Le collectif coopère avec des organisations autochtones et paysannes dans la région frontalière du Chiapas. Palmo Molina a souligné l’importance de travailler sur la question du genre avec les hommes en alliance avec les femmes organisées : “ La plupart des hommes viennent dans cet espace parce qu’ils sont les partenaires de femmes déjà organisées et qui ont déjà réfléchi pendant des années sur la question du genre, des femmes qui ont besoin que leur partenaire ou leur fils ou leur grand-père ou leur cousin réfléchisse pour ne pas continuer à reproduire la violence dans la famille, dans le foyer, pour ne pas continuer à avoir des pratiques qui ne permettent pas la croissance de leurs partenaires féminines. ”
Les réunions ont un impact direct sur les familles des participants.

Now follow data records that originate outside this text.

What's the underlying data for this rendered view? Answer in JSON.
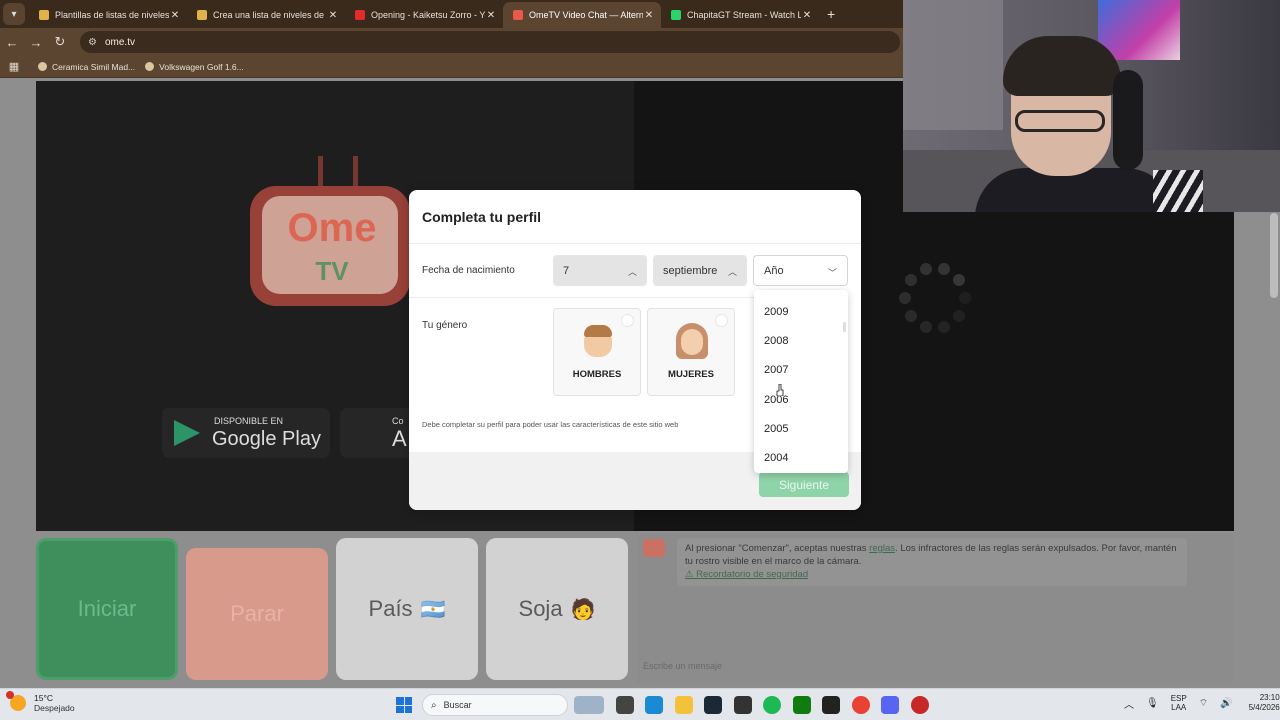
{
  "browser": {
    "tabs": [
      {
        "title": "Plantillas de listas de niveles de",
        "color": "#e0b34a",
        "active": false
      },
      {
        "title": "Crea una lista de niveles de la C",
        "color": "#e0b34a",
        "active": false
      },
      {
        "title": "Opening - Kaiketsu Zorro - You",
        "color": "#e32b2b",
        "active": false
      },
      {
        "title": "OmeTV Video Chat — Alternat",
        "color": "#e9584a",
        "active": true
      },
      {
        "title": "ChapitaGT Stream - Watch Live",
        "color": "#2bd36c",
        "active": false
      }
    ],
    "new_tab": "+",
    "url": "ome.tv",
    "bookmarks": [
      "Ceramica Simil Mad...",
      "Volkswagen Golf 1.6..."
    ]
  },
  "page": {
    "store": {
      "google_small": "DISPONIBLE EN",
      "google_big": "Google Play",
      "apple_small": "Co",
      "apple_big": "A"
    },
    "buttons": {
      "start": "Iniciar",
      "stop": "Parar",
      "country": "País",
      "country_emoji": "🇦🇷",
      "gender": "Soja",
      "gender_emoji": "🧑"
    },
    "chat": {
      "msg_part1": "Al presionar \"Comenzar\", aceptas nuestras ",
      "msg_link": "reglas",
      "msg_part2": ". Los infractores de las reglas serán expulsados. Por favor, mantén tu rostro visible en el marco de la cámara.",
      "security_link": "⚠ Recordatorio de seguridad",
      "input_placeholder": "Escribe un mensaje"
    }
  },
  "modal": {
    "title": "Completa tu perfil",
    "birth_label": "Fecha de nacimiento",
    "day": "7",
    "month": "septiembre",
    "year_placeholder": "Año",
    "gender_label": "Tu género",
    "men": "HOMBRES",
    "women": "MUJERES",
    "note": "Debe completar su perfil para poder usar las características de este sitio web",
    "next": "Siguiente",
    "years": [
      "2009",
      "2008",
      "2007",
      "2006",
      "2005",
      "2004"
    ]
  },
  "taskbar": {
    "temp": "15°C",
    "weather": "Despejado",
    "search": "Buscar",
    "lang1": "ESP",
    "lang2": "LAA",
    "time": "23:10",
    "date": "5/4/2026"
  }
}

Des couples, des fils et des filles en bénéficient. “ Los Hombres G ” organisent également des ateliers mixtes, dans lesquels certaines femmes ont partagé leur expérience. Ils ont dit qu’ils observaient vraiment un changement dans leur relation de couple, par exemple, qu’ils écoutaient plus ou montraient plus d’affection.
Pour que les femmes puissent vivre une vie libre et sans peur au Mexique, il faut un changement dans la société, un changement dans la culture mexicaine qui est enracinée dans le machisme. Le travail de « Hombres G » montre, bien qu’à petits pas, comment ce changement social et culturel plus profond peut être réalisé.